Is Winter Leaving Your Hot Water Heater a Little Cold?
It's never fun when you're in the shower all lathered up and your hot water begins to run out. Suddenly, you begin to frantically look around the bathtub like the answer is somewhere hidden on the walls or shower curtain. In a futile effort to rid yourself of goosebumps, you get a little too forceful with the cold water knob and the next thing you know, you've scalded yourself. Sound familiar?
While this type of scenario is commonplace in many homes in which family members are competing for shower time in addition to the other chores that require hot water like running the dishwasher or doing a load of laundry, it can be an even larger issue when old man winter comes rolling around. If you experience a significant difference in your hot water heater's performance in the year's latter or early months, then here are a few things you can check out.
Area Around the Heater
What is the environment like around your hot water heater? If your hot water heater is located in your basement, is it cold down there? Is there a draft? You may want to check out the area and perform some preventive maintenance, like re-caulking the basement windows or checking for anywhere cold air may be getting into the basement.

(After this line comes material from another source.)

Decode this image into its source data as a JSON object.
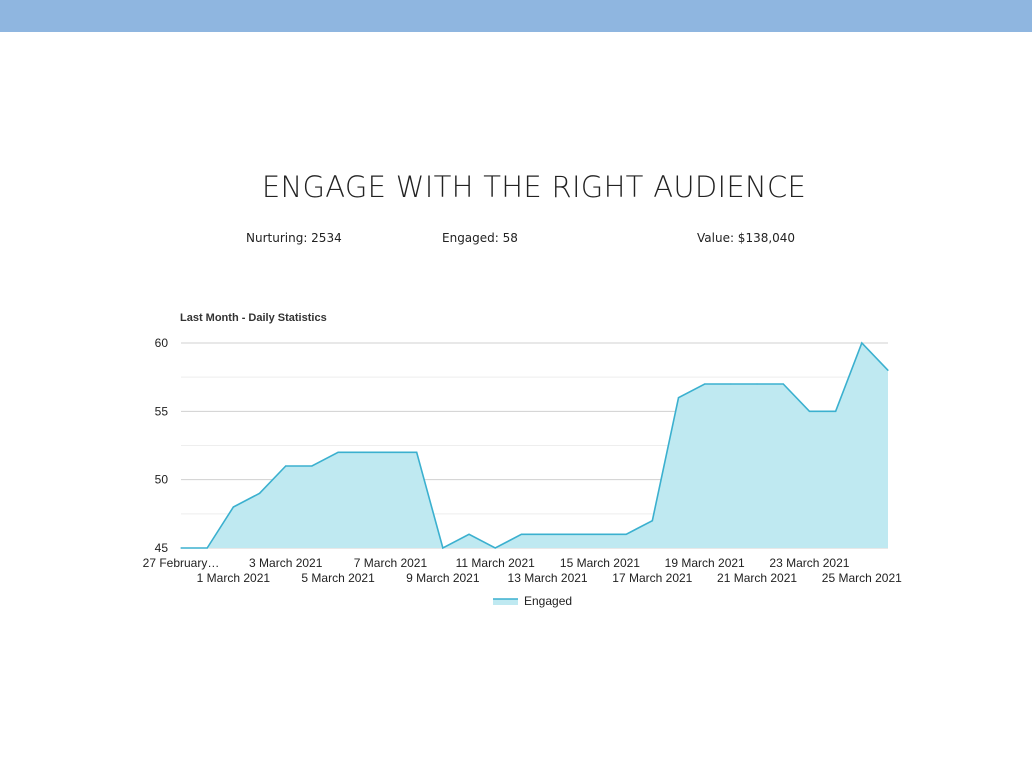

If the pipes that deliver the hot water from your water heater to the rest of your home are exposed for a long length before they head upstairs, then you may want to insulate them. Just wrap foam pipe insulation around the pipes and that will help to keep some of the heat from dissipating.
Many older hot water heaters, and some new ones, may have a broken or cracked dip tube. The dip tube is a plastic tube that runs from the cold water input to the bottom of the tank. This is how the cold water gets into the tank without disturbing the hot water near the top. If the tube is broken or cracked, then cold water is leaking out into your hot water supply and cooling it off. The dip tube is replaceable on many water heaters. You may begin to notice pieces of plastic showing up in your aerators if your dip tube is broken.
If your hot water heater is a little cold, you can try warming it up by covering it with a blanket. Not the type of blanket you would use to stay warm, but a specially-made wrapping that covers the hot water heater. With your hot water heater wrapped, you can actually turn down the temperature on your water heater as the wrapping will help to keep the water about ten degrees warmer than what you have it set at.
If you have tried these tips and you are still unsuccessful at improving your hot water heater's performance in the winter, then you may want to have someone check your heating elements (if electric), pilot light, or thermostat. In addition, you should perform your usual maintenance routines like cleaning out the debris by flushing out the system. Of course, there's always the chance that your hot water heater may be bad, however, if it works fine throughout the summer months and it only suffers in the winter, then odds are it is one of these problems.